In another part of the city, wounded soldiers are receiving treatment. Dnipro’s extensive medical facilities and proximity to the front lines in the country’s east have made it the natural hub for treating the wounded.

Outside the Eastern Region Military Hospital, Serhiy Bachinsky, the 38-year-old deputy head of the facility, describes its crucial role in recent weeks.

“As a medical establishment, we are preparing,” he says. “We’ve expanded the staff, hiring more junior and middle positions.

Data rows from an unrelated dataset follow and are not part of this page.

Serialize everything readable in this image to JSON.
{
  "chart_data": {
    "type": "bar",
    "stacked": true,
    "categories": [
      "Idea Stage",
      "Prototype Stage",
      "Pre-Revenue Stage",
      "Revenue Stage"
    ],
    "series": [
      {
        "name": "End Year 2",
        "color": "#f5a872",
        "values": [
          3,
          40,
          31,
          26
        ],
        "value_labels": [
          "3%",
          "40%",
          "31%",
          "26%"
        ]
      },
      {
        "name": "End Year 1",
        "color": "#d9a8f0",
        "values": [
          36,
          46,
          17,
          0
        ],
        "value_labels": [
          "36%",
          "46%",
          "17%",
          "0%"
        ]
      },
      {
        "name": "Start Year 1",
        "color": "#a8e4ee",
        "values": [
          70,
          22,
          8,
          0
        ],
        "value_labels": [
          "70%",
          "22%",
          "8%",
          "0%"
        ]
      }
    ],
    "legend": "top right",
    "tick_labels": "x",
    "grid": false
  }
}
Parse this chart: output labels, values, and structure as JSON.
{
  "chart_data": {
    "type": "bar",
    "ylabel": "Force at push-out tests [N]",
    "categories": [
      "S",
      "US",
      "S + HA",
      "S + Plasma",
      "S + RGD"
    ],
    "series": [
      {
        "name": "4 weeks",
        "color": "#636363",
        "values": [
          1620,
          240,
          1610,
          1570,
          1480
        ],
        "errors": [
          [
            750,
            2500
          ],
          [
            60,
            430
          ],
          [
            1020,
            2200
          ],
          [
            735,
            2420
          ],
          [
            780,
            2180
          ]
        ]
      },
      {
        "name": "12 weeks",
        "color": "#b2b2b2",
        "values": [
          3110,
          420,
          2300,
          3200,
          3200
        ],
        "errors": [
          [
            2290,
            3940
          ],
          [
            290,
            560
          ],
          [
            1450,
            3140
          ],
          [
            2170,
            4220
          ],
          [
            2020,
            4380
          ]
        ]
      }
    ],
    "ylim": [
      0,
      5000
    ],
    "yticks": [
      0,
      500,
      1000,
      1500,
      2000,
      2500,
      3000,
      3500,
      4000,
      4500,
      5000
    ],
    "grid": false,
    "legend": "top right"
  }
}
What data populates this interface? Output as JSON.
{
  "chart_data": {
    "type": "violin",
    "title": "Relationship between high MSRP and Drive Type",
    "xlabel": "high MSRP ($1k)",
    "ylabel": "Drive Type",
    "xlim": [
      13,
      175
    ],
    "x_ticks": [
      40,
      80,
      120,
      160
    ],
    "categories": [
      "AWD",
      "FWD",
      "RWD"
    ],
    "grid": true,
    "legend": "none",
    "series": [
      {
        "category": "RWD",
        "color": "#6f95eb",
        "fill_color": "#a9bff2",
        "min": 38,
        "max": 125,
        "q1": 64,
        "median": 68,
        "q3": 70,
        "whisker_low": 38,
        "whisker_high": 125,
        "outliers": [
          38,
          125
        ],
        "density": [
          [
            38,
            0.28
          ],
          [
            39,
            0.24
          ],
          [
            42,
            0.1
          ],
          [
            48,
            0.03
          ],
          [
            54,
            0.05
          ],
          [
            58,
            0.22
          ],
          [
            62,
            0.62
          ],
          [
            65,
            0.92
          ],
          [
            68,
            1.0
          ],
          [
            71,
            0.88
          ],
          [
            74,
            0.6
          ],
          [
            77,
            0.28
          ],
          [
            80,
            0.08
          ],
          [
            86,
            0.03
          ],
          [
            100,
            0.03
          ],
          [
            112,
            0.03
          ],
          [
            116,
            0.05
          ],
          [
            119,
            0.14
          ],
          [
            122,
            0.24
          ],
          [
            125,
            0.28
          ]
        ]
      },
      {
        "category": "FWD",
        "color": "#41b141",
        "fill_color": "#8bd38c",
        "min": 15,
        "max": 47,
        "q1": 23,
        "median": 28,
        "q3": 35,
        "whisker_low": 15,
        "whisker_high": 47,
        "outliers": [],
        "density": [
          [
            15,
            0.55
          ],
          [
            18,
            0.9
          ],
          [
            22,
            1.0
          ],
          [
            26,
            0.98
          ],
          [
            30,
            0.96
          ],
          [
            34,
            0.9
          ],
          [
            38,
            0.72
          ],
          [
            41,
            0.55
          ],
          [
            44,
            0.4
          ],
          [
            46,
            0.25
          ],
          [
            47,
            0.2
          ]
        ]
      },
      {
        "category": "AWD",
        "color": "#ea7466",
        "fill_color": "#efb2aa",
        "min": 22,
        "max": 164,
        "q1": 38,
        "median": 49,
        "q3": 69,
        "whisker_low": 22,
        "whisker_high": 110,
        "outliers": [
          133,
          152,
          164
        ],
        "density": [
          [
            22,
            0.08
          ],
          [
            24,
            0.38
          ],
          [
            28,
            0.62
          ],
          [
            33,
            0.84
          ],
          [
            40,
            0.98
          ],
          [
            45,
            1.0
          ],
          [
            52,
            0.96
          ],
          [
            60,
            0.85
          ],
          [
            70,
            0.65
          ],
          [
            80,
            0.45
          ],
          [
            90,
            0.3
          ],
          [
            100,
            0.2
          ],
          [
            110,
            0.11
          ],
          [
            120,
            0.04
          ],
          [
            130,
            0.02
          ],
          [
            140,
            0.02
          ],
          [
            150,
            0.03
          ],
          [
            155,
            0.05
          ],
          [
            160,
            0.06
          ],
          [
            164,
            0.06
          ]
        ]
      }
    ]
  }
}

Our establishment has … huge stocks of medical supplies and equipment. As of today, we’ve increased our medical transport capabilities, with more ambulances and even just cars. Basically, we’re ready for any situation, any scenario.”

Serhiy Bachinsky / Neil Hauer

While Kharkiv was the source of most casualties earlier in the war, the Donbas front, where Russia is pushing hard in an attempt to envelop Ukraine’s many units there, has become the current hot zone.

“Most of our [casualties] arriving here are from the direction of Izyum and Severodonetsk now,” Bachinsky explains, naming two towns in the east that have seen particularly heavy fighting recently. “Kharkiv is more stable now. Russia is moving past it.”

Among the new recruits in Bachinsky’s staff are those from another city in a far more dire situation: Mariupol, the scene of horrific attacks on civilian targets, including a maternity hospital and a theater, and currently surrounded by Russian forces.

“Some of the [Mariupol] staff made it out and are here with us now,” Bachinsky says. “The last contact [with the Mariupol general hospital] was on the 14th. There’s no communication with the rest of them.”

Meanwhile, other preparations are underway. In one of the city’s ad hoc volunteer centers, humanitarian aid is being gathered and distributed, amid increased threats from the air.

Mykola, a 27-year-old member of Dnipro’s Jewish community, points out the extra sandbags covering the windows on the first two floors of the center, the location of which is not disclosed over social media to avoid its being targeted.

“We strengthened the fortifications here after the aid center in Kharkiv was hit,” he says, speaking of an air strike on a similar facility in that city last week. Russia “is targeting these places now,” Mykola adds.

Unlike other aid centers in Ukraine, the Dnipro facility has received a significant amount of international help.

“This is the area where we gather foreign aid,” Mykola says. “We’ve already received a lot from different countries — Poland, Slovakia and others.”

Although the aid is much appreciated, others fear that the world still does not grasp the entirety of Russian President Vladimir Putin’s intentions.

Alex, a 38-year-old volunteer at the center who moved back to Dnipro from Canada last year, underlines this point.

“We are very grateful for [Canada’s] position and support, and from all other countries too,” Alex says. “But if some people have any thoughts about this [Russian war] ending with Ukraine, it won’t. This maniac [Putin] will kill the whole world if he’s not stopped.”

And while Dnipro currently sits far from the front, this is no guarantee it will remain so — a lesson Alex hopes is not lost on those in the rest of the continent.

“Europe thinks it’s very far away,” he says. “But we are two hours [by plane] from Warsaw. Three hours from London. This is Europe.”